Posted by Cadillac Joe on August 31st, 2007 3:21 PM
The only way out of this mess (housing in general, not taxes in particular) is for homes to fall back to 2002 levels (or lower in inflation adjusted terms). The reason for this is straitforward. The price of rent compared to the cost of ownership is out of control! Also, to a lesser extent, the median income compared to median home prices are also nuts. However, when you can rent a home for 1/2 to 1/4 the cost of owning in; what does that tell you? If you take the appreciation out of the picture (as it most certainly is for the next few years) the only thing left is for housing prices to drop or rents to rocket up.
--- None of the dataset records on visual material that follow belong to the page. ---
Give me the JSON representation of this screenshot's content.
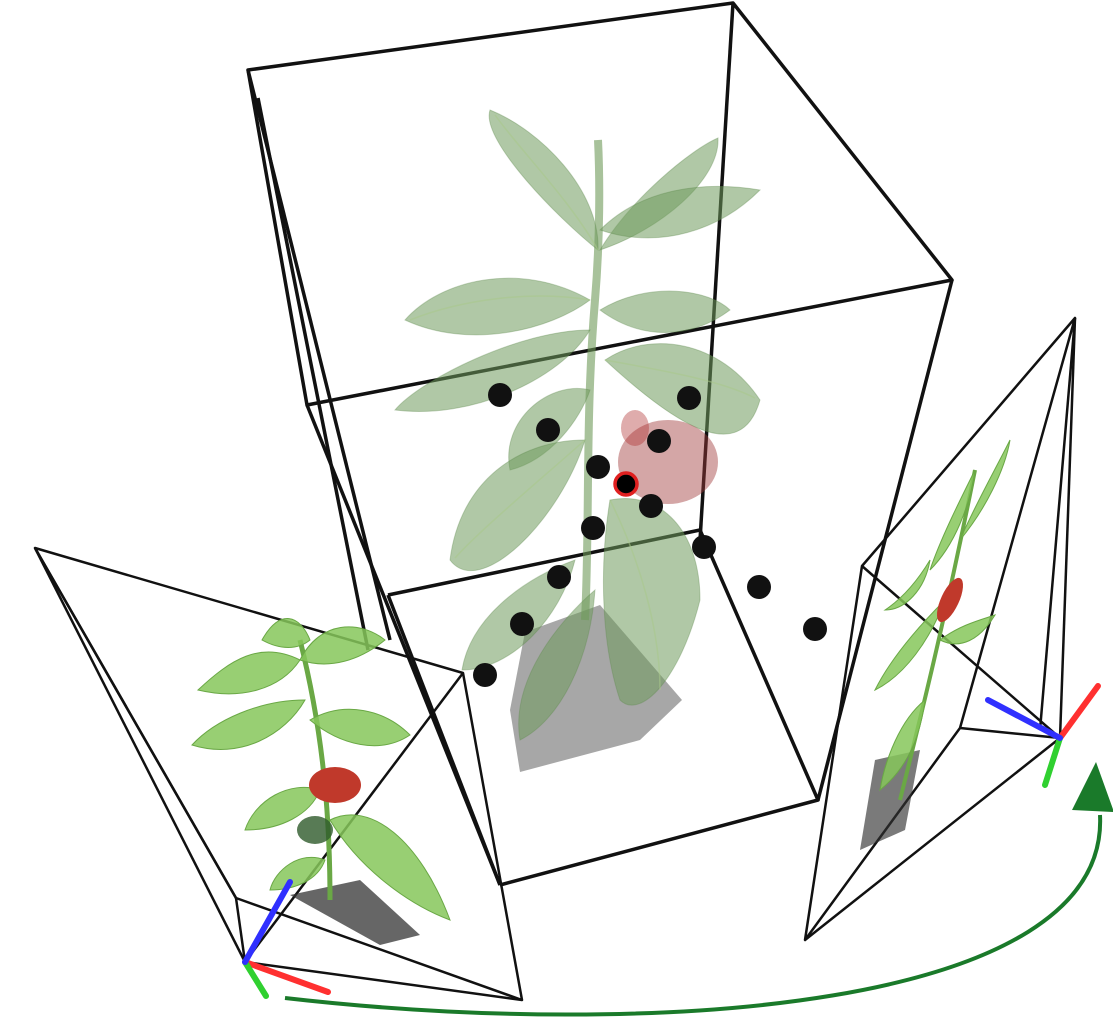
{
  "diagram": {
    "colors": {
      "background": "#ffffff",
      "wireframe": "#111111",
      "leaf": "#6f9a5c",
      "fruit": "#c0392b",
      "point": "#111111",
      "highlight_ring": "#e02020",
      "axis_x": "#ff3030",
      "axis_y": "#30d030",
      "axis_z": "#3030ff",
      "trajectory": "#1a7a2a"
    },
    "elements": {
      "bounding_volume": "wireframe-box",
      "central_object": "pepper-plant",
      "sample_points": 14,
      "highlighted_points": 1,
      "cameras": [
        "camera-left",
        "camera-right"
      ],
      "motion_arrow": "camera-trajectory"
    }
  }
}
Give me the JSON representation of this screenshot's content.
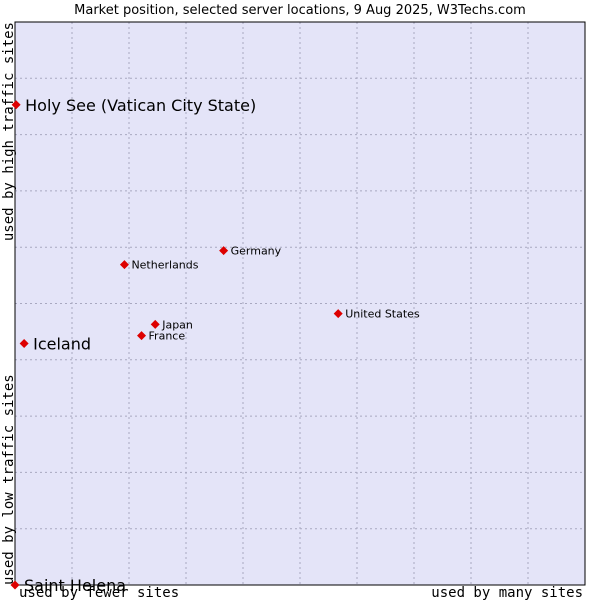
{
  "chart_data": {
    "type": "scatter",
    "title": "Market position, selected server locations, 9 Aug 2025, W3Techs.com",
    "xlabel_left": "used by fewer sites",
    "xlabel_right": "used by many sites",
    "ylabel_bottom": "used by low traffic sites",
    "ylabel_top": "used by high traffic sites",
    "xlim": [
      0,
      100
    ],
    "ylim": [
      0,
      100
    ],
    "grid": true,
    "colors": {
      "background": "#e4e4f8",
      "point": "#dd0000",
      "grid": "#a8a8c0"
    },
    "points": [
      {
        "name": "Holy See (Vatican City State)",
        "x": 0.2,
        "y": 85.3,
        "emphasis": "large"
      },
      {
        "name": "Iceland",
        "x": 1.6,
        "y": 42.9,
        "emphasis": "large"
      },
      {
        "name": "Saint Helena",
        "x": 0.0,
        "y": 0.0,
        "emphasis": "large"
      },
      {
        "name": "Netherlands",
        "x": 19.2,
        "y": 56.9,
        "emphasis": "normal"
      },
      {
        "name": "Germany",
        "x": 36.6,
        "y": 59.4,
        "emphasis": "normal"
      },
      {
        "name": "Japan",
        "x": 24.6,
        "y": 46.3,
        "emphasis": "normal"
      },
      {
        "name": "France",
        "x": 22.2,
        "y": 44.3,
        "emphasis": "normal"
      },
      {
        "name": "United States",
        "x": 56.7,
        "y": 48.2,
        "emphasis": "normal"
      }
    ]
  }
}
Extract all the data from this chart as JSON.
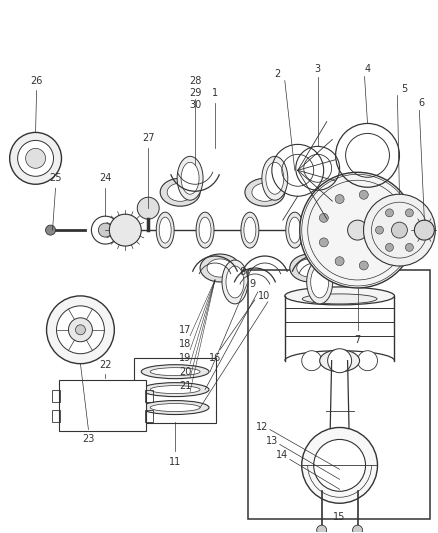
{
  "bg_color": "#ffffff",
  "line_color": "#333333",
  "label_color": "#333333",
  "label_fontsize": 7,
  "figsize": [
    4.38,
    5.33
  ],
  "dpi": 100
}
Rents cannot rocket up because of the employment base. That's why once you start getting above 1750-2000/mo for rent the price/own ratio gets really nuts. You can rent a 3-5M dollar home in a development in Jupiter for 10-15K a month. That number should be 25-40K for a home that is really WORTH 5M dollars. The rent is pointing to the real value, somewhere between 1 and 2M dollars. Nothing can be done at this point, housing is on a downward slide. Even if taxes were totally removed, the cost of ownership is just too high for the employment base. You cannot sustain a 400K median with a 40K median salary. Of course, if everyone's salary doubled... Then everything would be just fine! :) Oh, and on your last point about all the calls you are recieving, you are correct. This, for some, is going to be an economic disaster. However, because FL is a tourist location, the entire state will not go to hell. It will be more personal economic disaster for everyone who is overextended on their homes.